U.S. Border Patrol agents and U.S. Customs and Border Protection officers are facing a massive challenge on the Southwest border, and CBP is increasing the ranks of those carrying out the agency’s vital mission.
“In just 28 days of February, we apprehended more than 66,000 illegal aliens,” said U.S. Border Patrol Deputy Chief Scott Luck Wednesday at the annual Border Security Expo in San Antonio, Texas. “So far this fiscal year, we have apprehended more than 300,000. That’s about double over this time last year, and the numbers are projected to keep growing.”
The two-day event brought together hundreds of current and former local, state and federal law enforcement officials and industry representatives from across the country and around the globe to discuss current border security challenges and possible solutions to various challenges.
Deputy Chief Luck discussed the increased volume and change in composition of people illegally crossing the Southwest border.

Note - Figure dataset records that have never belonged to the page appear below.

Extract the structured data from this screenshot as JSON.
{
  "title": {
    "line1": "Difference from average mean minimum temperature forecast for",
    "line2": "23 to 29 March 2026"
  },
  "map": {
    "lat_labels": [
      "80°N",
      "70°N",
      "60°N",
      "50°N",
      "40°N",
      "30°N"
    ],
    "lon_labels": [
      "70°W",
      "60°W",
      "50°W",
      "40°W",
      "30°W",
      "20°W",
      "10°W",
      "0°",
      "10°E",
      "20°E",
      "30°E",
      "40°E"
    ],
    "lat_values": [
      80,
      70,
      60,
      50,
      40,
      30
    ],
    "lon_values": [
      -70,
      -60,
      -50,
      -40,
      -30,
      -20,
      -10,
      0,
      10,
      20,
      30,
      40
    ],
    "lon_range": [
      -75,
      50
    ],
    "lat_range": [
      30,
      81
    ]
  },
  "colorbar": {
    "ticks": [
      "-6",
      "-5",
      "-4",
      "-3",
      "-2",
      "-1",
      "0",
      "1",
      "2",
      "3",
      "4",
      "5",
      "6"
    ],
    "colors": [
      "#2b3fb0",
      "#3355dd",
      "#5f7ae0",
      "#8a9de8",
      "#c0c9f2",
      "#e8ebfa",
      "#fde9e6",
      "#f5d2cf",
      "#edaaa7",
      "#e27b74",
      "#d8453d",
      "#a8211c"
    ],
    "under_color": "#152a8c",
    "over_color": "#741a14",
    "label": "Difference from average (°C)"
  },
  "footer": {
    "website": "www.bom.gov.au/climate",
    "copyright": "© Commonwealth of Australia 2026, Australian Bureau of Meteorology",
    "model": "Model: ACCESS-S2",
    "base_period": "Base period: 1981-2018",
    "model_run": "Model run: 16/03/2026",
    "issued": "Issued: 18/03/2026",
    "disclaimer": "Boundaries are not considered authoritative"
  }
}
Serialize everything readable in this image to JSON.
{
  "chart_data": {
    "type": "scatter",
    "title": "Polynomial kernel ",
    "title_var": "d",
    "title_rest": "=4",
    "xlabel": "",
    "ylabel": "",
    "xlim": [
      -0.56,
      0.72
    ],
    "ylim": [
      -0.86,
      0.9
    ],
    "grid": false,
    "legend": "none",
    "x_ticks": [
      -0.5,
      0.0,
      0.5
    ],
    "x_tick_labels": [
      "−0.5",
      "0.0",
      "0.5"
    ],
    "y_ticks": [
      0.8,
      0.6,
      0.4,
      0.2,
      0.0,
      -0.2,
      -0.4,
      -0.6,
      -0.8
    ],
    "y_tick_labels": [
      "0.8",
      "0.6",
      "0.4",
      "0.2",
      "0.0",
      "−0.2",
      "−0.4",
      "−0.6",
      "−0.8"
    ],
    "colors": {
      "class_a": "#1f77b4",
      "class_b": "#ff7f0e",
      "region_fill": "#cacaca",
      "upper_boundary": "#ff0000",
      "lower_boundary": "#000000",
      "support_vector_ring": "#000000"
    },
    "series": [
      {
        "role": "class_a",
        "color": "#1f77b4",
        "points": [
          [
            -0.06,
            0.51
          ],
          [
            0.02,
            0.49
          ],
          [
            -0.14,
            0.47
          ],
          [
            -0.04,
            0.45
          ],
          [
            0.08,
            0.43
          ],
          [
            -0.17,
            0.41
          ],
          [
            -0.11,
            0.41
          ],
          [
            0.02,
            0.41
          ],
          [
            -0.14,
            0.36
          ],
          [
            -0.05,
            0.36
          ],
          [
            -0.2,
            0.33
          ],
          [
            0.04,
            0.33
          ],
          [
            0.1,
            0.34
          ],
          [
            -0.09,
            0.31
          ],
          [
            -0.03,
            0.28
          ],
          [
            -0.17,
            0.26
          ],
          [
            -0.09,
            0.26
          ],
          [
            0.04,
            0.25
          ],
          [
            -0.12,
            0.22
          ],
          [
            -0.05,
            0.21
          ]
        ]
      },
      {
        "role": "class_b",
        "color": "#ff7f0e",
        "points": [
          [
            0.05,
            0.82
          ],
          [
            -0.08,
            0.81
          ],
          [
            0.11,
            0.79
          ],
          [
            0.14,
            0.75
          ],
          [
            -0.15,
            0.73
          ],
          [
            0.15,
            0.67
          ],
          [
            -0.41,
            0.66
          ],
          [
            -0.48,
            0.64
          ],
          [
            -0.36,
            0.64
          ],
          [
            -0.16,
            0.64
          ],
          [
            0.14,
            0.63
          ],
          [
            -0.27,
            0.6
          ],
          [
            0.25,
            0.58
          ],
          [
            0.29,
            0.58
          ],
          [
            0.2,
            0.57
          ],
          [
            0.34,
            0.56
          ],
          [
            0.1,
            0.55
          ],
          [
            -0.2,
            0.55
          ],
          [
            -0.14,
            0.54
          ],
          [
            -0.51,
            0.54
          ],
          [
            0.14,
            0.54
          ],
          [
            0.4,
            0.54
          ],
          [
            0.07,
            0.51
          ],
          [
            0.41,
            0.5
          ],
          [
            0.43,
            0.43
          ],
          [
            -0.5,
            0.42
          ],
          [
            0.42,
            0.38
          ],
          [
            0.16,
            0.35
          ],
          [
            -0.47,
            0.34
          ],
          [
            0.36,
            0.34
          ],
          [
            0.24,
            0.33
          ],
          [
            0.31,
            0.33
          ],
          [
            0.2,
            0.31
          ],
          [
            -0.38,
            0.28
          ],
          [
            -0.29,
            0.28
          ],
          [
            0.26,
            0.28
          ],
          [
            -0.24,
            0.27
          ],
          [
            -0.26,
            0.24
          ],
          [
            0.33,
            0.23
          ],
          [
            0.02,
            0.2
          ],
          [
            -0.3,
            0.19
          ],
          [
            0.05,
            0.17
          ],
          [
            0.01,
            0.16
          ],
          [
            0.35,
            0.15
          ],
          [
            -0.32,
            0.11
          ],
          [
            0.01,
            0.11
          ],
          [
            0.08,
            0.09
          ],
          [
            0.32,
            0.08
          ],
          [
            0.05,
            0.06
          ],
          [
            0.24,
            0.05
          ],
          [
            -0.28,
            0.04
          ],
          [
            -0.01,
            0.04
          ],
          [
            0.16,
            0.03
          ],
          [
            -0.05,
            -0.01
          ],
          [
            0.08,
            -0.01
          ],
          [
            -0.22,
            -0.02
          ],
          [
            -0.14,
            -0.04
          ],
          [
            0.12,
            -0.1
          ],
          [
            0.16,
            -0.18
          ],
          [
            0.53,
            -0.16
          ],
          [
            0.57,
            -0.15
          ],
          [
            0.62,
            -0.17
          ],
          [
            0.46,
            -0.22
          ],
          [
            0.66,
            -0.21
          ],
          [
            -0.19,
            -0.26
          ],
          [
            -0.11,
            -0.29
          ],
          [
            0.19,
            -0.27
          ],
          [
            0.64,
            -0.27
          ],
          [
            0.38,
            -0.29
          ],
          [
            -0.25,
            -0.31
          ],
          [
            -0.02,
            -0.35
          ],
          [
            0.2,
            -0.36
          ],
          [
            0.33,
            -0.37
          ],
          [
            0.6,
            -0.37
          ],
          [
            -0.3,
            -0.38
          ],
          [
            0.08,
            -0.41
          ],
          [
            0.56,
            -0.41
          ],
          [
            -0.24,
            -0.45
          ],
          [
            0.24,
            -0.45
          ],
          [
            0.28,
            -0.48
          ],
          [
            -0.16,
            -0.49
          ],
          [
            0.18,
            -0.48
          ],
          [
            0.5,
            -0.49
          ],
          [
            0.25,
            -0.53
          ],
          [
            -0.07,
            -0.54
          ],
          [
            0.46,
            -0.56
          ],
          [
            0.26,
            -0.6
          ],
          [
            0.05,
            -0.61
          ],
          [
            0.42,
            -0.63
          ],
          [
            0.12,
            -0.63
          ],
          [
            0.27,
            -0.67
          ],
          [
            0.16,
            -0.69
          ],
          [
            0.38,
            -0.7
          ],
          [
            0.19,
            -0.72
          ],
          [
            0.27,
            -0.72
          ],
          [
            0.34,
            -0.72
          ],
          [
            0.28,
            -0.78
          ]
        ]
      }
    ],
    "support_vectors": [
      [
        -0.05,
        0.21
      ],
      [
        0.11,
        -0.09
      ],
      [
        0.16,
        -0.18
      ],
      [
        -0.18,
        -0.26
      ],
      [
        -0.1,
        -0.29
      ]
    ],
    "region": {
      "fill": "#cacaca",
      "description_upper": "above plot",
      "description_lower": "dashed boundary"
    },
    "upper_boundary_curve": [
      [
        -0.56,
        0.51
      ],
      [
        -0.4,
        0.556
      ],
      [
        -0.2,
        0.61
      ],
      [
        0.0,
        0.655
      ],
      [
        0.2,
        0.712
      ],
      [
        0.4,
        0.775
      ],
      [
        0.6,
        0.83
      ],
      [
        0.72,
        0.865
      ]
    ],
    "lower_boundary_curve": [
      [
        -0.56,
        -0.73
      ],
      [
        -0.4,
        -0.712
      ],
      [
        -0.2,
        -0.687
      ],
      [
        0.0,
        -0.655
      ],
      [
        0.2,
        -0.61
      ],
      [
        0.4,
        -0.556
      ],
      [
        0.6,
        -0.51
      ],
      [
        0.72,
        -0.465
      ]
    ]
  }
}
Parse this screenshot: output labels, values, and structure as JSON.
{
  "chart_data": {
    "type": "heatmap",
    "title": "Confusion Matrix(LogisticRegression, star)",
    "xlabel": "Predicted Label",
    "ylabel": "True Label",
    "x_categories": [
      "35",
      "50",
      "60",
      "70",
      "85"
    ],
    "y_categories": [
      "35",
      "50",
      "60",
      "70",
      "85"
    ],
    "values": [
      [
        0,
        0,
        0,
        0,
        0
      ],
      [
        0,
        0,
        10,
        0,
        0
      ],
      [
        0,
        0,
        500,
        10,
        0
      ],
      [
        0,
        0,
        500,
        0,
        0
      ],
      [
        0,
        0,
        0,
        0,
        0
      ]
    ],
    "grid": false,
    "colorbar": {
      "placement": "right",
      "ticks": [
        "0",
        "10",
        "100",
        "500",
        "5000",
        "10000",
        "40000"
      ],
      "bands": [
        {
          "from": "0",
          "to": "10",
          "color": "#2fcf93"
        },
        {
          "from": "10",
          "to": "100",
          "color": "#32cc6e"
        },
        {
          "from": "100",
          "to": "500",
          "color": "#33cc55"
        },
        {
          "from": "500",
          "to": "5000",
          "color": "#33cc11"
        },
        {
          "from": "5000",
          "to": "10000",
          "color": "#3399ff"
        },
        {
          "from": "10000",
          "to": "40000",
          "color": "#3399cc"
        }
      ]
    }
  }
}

Twenty years ago, the vast majority of the more than 1 million illegal aliens apprehended on the Southwest border were adult males from Mexico, on their own.
“Today, nearly 80 percent of our apprehensions are of people from countries other than Mexico, and more than 60 percent are unaccompanied children or members of family units from the Central America’s Northern Triangle – Honduras, Guatemala, and El Salvador,” Luck said, adding the demographic shift prompted the Border Patrol to shift its resources to taking care of those in the Border Patrol’s custody. “Until we can transfer custody to the appropriate partnering agency, we are required to accommodate them in stations designed and built to process short-term detainees typically returned quickly to their home country. These stations built years ago are not luxurious in any way, and they were never intended to handle families and children,” many of whom require medical attention, shifting agents’ time to hospitals.
To gain operational control of the Southwest border, CBP needs additional resources.
“The only enduring way to impede and deny illegal traffic is with a physical barrier,” Deputy Chief Luck said. “While we have more than 650 miles of wall and other physical barriers in place today, we know that’s not enough,” noting there are several projects in the works to beef up the wall in many locations.
Luck also credited partnerships with state and local law enforcement, as well as the U.S. military, for expanding “situational awareness exponentially.”
Another element that will help in operational control is more Border Patrol agents on duty. Speaking to another group separate from Luck, CBP’s Chief Operating Officer John Sanders said the agency is doing all it can to give Border Patrol and Field Operations the people they need as soon as possible.
Mr. Sanders discussed CBP’s Fast Track system – a hiring process started in February to quickly bring aboard law enforcement personnel while maintaining the highest standards. Through Fast Track, “CBP’s goal is to hire agents and officers in 120 days,” adding how the program’s flexibility is a great asset. “It is not a one-size-fits-all approach program.”
Deputy Chief Luck concluded that border security is a complex issue needing a complex solution. With resources, such as a wall system and facilities, along with technology and additional personnel, the U.S. Border Patrol will have the capabilities to face the nation’s threats and the humanitarian crisis on our Southwest border.
“Seemingly insurmountable tasks have been a part of our culture for nearly 100 years, and we will do everything in our power to persevere,” Luck said.